Sermons

Summary: PENTECOST 26, YEAR A - Investing for God what God has given us.

INTRODUCTION

I am told that the inventor offered it, first to the Swiss, and only then to the Japanese. The Swiss said that no one would buy such a thing. The Swiss never imagined a situation where their product, with its history and impeccable reputation, was not be the most sought after in the world. The Swiss were not willing to risk their reputation on this newfangled technology, a technology that was, without a doubt ONLY a passing fad. What was the new venture that the Swiss turned down ? It was the quartz chip technology that has revolutionized watch making. In the world of watch making nothing has been the same since. Within a very few years the 80% share of the world watch market, previously enjoyed by the Swiss, was given over to companies such as Seiko and the Swiss were reduced to a mere 20% share. The Swiss passed up the opportunity of a lifetime because they were unwilling to risk what they already had.

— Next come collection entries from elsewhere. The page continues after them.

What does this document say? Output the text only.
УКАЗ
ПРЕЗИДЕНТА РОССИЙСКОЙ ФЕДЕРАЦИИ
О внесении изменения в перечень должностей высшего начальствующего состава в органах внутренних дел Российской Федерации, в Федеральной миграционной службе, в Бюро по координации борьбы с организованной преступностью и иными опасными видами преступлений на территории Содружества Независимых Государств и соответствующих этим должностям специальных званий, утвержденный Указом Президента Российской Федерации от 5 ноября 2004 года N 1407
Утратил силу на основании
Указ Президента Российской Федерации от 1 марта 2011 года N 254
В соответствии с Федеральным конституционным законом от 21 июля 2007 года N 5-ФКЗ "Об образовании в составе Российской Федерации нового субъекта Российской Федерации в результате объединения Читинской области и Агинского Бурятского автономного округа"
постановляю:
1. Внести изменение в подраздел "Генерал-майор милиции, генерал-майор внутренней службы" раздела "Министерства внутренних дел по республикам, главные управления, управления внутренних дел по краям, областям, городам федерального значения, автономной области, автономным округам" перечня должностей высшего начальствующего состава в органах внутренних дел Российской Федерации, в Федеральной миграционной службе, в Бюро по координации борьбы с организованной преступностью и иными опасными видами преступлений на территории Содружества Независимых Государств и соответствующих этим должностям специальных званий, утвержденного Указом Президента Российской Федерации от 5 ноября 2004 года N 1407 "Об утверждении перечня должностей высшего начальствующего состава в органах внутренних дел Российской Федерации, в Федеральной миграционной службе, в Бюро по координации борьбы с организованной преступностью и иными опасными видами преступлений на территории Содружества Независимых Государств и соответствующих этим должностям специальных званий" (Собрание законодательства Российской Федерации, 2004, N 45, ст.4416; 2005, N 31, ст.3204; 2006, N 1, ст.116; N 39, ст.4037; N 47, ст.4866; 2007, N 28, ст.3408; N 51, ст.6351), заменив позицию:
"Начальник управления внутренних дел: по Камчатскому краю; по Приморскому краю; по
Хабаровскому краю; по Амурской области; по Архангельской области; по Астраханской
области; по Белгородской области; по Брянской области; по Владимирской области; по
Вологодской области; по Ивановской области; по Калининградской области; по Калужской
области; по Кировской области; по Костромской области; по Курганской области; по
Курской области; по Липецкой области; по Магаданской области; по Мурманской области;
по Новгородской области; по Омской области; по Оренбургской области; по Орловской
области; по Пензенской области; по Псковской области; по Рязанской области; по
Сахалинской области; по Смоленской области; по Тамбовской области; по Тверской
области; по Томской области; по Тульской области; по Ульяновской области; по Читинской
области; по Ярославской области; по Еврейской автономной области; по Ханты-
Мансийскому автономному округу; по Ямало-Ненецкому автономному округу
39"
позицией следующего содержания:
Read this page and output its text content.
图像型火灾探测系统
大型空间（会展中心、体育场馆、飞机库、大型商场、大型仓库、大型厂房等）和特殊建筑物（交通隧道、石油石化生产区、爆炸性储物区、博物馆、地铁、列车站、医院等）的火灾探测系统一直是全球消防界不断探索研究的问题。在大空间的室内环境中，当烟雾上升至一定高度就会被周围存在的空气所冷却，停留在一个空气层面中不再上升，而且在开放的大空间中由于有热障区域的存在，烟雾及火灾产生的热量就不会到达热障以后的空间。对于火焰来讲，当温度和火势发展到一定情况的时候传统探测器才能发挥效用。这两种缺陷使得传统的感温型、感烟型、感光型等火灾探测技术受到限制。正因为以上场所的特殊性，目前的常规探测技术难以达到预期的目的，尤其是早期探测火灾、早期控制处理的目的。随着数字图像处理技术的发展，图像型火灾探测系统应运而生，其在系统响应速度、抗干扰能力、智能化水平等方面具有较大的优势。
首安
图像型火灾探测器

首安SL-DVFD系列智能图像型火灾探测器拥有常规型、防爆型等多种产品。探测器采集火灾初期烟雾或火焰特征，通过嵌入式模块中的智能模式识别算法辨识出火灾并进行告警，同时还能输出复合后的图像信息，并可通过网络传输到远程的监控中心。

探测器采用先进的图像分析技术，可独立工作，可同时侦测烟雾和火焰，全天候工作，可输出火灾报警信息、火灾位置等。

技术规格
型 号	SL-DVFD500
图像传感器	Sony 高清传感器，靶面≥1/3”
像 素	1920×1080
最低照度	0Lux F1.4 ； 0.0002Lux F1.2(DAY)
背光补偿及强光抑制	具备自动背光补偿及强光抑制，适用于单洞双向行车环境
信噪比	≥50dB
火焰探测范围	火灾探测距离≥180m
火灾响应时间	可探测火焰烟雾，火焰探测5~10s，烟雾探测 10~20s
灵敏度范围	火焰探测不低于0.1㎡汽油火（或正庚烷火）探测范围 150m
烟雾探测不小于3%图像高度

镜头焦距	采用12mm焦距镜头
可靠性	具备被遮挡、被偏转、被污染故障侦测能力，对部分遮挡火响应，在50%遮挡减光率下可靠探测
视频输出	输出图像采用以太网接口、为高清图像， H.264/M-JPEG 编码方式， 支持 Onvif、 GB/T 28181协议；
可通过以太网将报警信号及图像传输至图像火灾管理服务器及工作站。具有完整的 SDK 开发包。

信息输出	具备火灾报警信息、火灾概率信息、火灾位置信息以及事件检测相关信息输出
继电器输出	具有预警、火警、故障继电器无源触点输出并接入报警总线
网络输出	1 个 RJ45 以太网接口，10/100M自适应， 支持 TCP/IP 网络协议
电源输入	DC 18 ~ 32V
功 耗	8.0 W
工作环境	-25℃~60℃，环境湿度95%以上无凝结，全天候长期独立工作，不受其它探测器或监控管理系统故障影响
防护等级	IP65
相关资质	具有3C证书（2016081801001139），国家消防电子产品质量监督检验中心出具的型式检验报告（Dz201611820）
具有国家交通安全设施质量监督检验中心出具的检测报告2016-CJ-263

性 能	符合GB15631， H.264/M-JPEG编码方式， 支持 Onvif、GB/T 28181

To make it in today’s rapidly changing and competitive global market it is said you that a company cannot rely on past success or rest on present achievements but must risk everything on what the future may hold. Amazingly, the same can be said about the kingdom of God

A PARABLE OF WARNING

This morning’s gospel reading is the parable of the talents. This is a story about the opportunities God offers his children to participate in what God is doing in the world. It’s a parable about those who receive what God gives them and then invest it for God’s glory. It’s a story about those who turn away from divine opportunity and reap God’s judgment. It is a straightforward account. A man who is about to leave on a journey entrusts his servants with different portions of his property. They are to look after that property, and to ensure that it continues to work for the master, that it continues to make a profit while he is away. To one servant he gives 10 talents, to another 5 and to another 1 talent. Now a talent in the days of Jesus was a sum of money, but it was not chump change. Each talent was worth 15 to 20 years salary. In other words, even the man who was given one talent was on easy street. Two of the servants take this gift and double the investment they are entrusted with, and are richly rewarded for doing so and given even more responsibility; But the third gains nothing from it for his master, all he does is keep safe what he was given - and so what he was entrusted with is taken from him and he is cast off the estate of his master and into the place where there will be weeping and gnashing of teeth.

USE IT OR LOSE IT

On one hand this a frank and simple exhortation to work hard at developing the gifts and talents that God has given us. The message Jesus is giving us is to use what God has entrusted to us, whatever that is, however much or little we have. His warning is that if you aren’t productive with what God has given you, you will lose it. It explains why so many people are so spiritually impoverished, why our churches and our societies are in so much trouble. Too many of us have failed to use what God has given to us. We have ailed to do anything more than hide his gifts deep in our own lives. We have failed to reach out - and to share his gifts with others, and so those gifts have done us - and everyone else - no good. It is as if those gifts had never existed, as if God had never given us anything. Use it - or lose it - that is the warning of this parable. But on the other hand, there is something more to this story than simply a fearful exhortation. While it is true that God wants us to use his gifts and to multiply them for the benefit of his Kingdom. We must also understand that we are not judged according to the quantity of the work we do for God, nor even by the quality of that work, or by how much we produce. Rather we are judged by our attitude. By our willingness to do as God wants us to do. by our

willingness to risk all that we have been given for the sake of the Kingdom just as Jesus

risked all of himself for our sake. As Paul writes

"it is by grace, through faith, that we are saved, not by works, lest anyone should boast."

If we reduce the parable of the talents simply to a matter of saying that we must be productive for God - or else be condemned by God. Then we miss what is so good about the Christian life. We miss the good news of Jesus Christ, the good news of the grace and mercy won for us on the cross. I believe that, in the end, if we focus on productivity, we will end up like the servant who failed to invest the talent that his master gave him because of fear. We will end up being afraid. Worried more about how well we are doing in the eyes of God than we are about actually doing anything at all. Consider the servant who buried the talent entrusted unto him. When he is asked by the master to give an accounting of what he has done with his talent what does he say?